As we approach spring, shopping aisles are lined with dozens of different fertilizers all promising healthier, larger, and faster-growing plants.
Unfortunately, these results are oftentimes unattainable or at least unsustainable. Plants require a variety of nutrients in harmonious balance to remain healthy. An excess of any one nutrient can be just as harmful as a deficiency in another nutrient. Also, some nutrients are less available if the soil’s pH value (which measures acidity/alkalinity) is too high or low.
With that in mind, treating soil with a fertilizer without first knowing the soil’s current nutrient levels, pH, etc. can be a waste of money, or worse, harmful to your plants. That’s certainly not to say that fertilizers are never the answer, but they’re best used in a targeted fashion once a soil test has demonstrated specific deficiencies.
Thankfully, soil testing home kits are available to provide some information and samples can be submitted to a lab for even more comprehensive information. However, it’s important to keep in mind that low nutrients do not always require intervention. One should be looking to identify deficiencies within their plant population, rather than just seeking to raise low numbers on a soil test. Many soil tests and fertilizers are targeted toward agricultural applications, which emphasize short terms and high yields. A landscape should be more focused on long-term sustainability. Visit the following link for full procedures on how to collect and submit a soil test to Michigan State University through the local Extension Office: https://homesoiltest.msu.edu/get-started
MULCH OR LEAF LITTER AS AN ALTERNATIVE:
Mulching - either with wood chips or leaf litter - can be an alternative to fertilizer and servers as a more gradual and natural way to direct nutrients to plants.
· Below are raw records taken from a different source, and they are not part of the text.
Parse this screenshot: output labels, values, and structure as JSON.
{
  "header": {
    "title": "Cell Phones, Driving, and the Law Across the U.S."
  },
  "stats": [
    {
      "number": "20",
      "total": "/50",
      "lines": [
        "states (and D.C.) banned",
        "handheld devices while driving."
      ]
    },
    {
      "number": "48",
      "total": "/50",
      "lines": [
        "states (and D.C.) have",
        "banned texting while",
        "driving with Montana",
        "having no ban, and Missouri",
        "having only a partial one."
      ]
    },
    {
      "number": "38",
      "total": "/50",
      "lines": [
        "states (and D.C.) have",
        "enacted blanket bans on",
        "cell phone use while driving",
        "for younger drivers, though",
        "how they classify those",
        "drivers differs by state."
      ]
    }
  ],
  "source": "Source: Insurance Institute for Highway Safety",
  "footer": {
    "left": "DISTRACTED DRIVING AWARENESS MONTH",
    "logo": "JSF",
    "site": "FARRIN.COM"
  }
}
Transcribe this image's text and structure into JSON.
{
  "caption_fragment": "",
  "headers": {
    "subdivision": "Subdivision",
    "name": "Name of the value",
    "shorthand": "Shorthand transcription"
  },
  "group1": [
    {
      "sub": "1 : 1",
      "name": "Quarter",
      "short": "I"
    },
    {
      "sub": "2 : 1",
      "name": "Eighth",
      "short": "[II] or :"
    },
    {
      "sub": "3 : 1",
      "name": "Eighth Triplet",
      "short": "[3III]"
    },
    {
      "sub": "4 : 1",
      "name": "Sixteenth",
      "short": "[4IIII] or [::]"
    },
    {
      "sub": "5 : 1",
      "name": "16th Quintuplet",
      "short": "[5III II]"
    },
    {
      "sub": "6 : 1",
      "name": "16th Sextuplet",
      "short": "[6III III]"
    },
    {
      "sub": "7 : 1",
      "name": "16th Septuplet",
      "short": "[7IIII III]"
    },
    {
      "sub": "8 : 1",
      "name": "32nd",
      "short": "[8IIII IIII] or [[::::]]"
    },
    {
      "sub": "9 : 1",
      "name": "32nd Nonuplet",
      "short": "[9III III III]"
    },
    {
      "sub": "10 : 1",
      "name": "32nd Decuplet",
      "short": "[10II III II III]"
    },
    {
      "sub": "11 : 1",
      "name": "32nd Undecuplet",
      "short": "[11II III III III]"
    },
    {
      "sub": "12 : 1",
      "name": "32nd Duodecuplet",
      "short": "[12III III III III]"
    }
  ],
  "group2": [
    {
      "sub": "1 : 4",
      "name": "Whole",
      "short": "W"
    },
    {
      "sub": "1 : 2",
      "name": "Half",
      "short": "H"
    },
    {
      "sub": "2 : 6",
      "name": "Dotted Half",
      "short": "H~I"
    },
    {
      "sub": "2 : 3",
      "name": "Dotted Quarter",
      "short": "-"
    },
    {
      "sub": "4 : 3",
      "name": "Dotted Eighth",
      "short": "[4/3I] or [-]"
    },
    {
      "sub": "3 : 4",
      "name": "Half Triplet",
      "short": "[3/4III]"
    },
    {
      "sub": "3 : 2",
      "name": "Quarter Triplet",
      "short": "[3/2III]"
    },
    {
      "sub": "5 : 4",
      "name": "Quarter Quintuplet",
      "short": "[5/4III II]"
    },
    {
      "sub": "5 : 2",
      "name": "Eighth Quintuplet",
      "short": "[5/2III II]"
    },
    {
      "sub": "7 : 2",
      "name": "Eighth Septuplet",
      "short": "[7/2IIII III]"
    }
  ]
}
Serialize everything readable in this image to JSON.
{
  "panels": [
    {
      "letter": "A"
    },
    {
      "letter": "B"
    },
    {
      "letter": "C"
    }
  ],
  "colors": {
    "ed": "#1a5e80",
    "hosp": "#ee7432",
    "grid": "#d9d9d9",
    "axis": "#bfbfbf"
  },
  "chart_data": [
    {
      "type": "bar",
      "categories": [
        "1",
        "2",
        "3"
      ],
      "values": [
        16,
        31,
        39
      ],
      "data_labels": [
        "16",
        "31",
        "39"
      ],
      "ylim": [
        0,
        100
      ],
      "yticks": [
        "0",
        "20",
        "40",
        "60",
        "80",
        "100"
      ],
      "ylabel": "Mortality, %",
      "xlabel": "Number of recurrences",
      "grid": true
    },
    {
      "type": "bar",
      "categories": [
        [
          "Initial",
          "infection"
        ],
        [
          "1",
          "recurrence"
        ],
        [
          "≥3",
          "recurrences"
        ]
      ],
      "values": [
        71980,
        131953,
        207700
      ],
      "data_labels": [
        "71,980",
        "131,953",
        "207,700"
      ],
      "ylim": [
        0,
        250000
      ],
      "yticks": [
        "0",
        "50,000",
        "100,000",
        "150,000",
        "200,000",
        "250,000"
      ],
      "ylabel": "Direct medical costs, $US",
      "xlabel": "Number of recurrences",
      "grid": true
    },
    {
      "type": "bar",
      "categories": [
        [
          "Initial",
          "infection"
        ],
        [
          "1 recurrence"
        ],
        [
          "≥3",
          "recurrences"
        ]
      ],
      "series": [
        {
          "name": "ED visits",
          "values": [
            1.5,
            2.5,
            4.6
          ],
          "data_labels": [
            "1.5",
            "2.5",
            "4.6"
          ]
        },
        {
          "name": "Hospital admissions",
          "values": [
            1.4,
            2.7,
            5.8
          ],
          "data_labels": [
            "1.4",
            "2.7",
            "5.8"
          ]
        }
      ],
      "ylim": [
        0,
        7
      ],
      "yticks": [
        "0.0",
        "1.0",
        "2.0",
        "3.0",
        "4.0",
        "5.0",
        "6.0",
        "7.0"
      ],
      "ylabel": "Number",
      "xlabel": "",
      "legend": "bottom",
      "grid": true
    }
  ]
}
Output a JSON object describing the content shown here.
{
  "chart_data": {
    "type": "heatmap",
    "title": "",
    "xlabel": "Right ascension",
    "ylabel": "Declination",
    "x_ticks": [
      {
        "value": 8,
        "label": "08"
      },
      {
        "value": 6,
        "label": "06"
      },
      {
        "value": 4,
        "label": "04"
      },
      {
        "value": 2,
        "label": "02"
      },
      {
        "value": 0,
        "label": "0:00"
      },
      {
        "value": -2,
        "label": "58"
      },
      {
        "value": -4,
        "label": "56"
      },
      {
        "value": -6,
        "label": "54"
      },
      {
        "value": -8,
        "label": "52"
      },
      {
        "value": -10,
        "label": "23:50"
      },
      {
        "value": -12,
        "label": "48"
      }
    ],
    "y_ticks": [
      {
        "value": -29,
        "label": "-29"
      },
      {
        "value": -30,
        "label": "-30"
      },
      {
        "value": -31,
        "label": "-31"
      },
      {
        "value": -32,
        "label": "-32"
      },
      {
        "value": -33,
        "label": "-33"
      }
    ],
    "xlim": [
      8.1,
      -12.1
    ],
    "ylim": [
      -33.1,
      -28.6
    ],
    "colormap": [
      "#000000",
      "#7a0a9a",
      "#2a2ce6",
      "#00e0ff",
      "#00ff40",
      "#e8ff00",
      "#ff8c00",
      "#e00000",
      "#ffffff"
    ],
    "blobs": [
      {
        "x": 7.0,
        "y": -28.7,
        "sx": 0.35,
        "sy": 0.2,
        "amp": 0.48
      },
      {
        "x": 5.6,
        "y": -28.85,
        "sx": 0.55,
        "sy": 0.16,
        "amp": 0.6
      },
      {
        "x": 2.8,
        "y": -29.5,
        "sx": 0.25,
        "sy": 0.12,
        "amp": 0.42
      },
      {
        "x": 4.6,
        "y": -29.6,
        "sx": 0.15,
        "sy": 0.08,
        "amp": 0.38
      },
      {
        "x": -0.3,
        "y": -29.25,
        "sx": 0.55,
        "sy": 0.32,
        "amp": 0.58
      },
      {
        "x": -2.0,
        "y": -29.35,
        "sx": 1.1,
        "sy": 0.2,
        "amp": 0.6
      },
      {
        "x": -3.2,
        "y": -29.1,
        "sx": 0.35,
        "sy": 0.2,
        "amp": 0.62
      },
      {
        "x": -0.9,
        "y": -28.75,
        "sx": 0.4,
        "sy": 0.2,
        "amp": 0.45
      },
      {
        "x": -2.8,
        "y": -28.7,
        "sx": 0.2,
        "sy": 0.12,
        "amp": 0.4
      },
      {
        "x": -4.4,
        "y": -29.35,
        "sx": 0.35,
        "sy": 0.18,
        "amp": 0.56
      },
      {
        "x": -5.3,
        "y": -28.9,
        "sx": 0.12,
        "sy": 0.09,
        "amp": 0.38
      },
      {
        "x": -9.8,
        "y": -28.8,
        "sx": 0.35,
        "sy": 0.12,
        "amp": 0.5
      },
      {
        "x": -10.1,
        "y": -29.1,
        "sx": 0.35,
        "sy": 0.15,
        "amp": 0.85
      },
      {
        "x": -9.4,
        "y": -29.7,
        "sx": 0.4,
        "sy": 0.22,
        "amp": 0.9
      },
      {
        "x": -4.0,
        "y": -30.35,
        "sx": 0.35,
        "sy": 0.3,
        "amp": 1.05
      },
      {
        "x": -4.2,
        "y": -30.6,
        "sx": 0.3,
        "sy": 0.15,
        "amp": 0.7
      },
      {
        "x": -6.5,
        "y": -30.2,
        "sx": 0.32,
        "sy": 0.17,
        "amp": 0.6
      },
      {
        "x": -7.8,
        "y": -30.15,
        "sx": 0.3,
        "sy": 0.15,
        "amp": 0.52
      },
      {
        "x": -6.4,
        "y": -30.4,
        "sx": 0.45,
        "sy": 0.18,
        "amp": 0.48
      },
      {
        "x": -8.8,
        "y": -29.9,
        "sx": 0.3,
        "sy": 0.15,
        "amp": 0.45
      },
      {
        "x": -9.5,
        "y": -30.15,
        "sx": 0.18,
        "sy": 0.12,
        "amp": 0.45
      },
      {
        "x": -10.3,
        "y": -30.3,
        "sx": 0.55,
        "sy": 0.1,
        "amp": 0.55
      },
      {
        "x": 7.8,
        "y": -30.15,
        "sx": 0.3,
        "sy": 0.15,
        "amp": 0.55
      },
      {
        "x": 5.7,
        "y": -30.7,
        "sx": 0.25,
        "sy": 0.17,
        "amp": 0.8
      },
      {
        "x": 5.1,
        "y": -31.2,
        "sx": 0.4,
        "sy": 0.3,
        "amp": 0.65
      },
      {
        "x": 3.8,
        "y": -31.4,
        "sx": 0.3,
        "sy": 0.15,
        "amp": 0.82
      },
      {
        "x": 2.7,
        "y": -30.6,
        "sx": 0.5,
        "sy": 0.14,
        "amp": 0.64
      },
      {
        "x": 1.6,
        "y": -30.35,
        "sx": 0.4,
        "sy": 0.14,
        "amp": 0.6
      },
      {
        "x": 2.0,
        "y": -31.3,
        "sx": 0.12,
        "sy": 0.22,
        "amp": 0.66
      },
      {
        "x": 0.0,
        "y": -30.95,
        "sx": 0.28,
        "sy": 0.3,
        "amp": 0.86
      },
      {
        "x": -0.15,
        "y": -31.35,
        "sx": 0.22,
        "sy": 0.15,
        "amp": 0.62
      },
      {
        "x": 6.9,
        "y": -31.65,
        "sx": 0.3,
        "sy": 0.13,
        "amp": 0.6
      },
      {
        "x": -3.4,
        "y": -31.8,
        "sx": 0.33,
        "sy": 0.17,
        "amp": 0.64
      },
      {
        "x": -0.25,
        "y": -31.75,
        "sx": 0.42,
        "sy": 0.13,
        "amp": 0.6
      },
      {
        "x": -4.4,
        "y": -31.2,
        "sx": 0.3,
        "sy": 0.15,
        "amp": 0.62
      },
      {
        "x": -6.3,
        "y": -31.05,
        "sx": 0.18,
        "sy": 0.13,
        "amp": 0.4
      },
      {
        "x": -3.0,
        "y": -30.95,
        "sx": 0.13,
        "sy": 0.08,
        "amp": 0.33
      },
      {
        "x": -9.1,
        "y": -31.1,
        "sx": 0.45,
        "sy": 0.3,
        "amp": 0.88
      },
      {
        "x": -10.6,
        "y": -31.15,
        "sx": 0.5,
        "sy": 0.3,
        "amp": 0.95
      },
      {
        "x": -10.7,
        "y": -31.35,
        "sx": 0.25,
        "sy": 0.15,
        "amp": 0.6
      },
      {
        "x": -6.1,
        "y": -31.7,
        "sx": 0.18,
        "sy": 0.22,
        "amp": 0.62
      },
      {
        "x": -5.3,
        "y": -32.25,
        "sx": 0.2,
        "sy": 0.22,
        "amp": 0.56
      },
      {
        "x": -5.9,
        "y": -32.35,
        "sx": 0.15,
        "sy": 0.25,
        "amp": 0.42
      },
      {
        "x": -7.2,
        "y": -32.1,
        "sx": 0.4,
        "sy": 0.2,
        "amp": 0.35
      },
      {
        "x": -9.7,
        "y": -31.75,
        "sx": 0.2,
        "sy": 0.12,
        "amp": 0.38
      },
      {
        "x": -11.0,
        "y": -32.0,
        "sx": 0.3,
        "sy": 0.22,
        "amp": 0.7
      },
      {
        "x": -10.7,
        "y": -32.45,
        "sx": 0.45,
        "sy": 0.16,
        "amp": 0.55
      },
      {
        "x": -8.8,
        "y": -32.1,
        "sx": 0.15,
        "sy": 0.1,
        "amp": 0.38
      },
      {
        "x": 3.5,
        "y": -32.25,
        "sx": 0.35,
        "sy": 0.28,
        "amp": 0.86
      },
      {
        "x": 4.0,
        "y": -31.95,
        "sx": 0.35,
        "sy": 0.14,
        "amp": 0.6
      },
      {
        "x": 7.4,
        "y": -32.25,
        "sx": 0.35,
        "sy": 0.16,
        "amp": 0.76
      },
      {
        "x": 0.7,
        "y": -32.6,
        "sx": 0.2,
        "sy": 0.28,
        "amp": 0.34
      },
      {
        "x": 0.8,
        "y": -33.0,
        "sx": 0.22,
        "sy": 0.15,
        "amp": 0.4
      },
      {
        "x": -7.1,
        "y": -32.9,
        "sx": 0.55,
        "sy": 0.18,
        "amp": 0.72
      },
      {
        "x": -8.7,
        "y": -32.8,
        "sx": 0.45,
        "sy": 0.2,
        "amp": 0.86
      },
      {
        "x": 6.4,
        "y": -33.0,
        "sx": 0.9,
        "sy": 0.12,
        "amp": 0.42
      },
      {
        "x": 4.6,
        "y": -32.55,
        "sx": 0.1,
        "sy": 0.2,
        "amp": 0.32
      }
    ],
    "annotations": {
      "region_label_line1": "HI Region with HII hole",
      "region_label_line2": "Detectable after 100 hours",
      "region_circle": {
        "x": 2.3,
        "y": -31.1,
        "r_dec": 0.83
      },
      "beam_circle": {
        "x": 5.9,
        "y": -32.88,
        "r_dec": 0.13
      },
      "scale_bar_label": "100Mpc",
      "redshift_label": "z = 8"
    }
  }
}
It’s a way to simulate the nutrient input of the natural decomposition one would find on a forest floor, while still maintaining a tidy landscaped appearance. Mulch will gradually break down, thus bolstering the nutrients in the soil and improving the soil texture. Much of Novi is covered in heavy clay, which is often tightly compacted in urban spaces. Decomposing mulch and other yard debris making its way into the soil helps reduce that compaction, improves water infiltration, and supports the microorganisms working their magic near the soil’s surface. Mulch also helps retain moisture near the roots, regulates temperature extremes in the soil, prevents weeds from taking root, and protects plants from lawn maintenance equipment.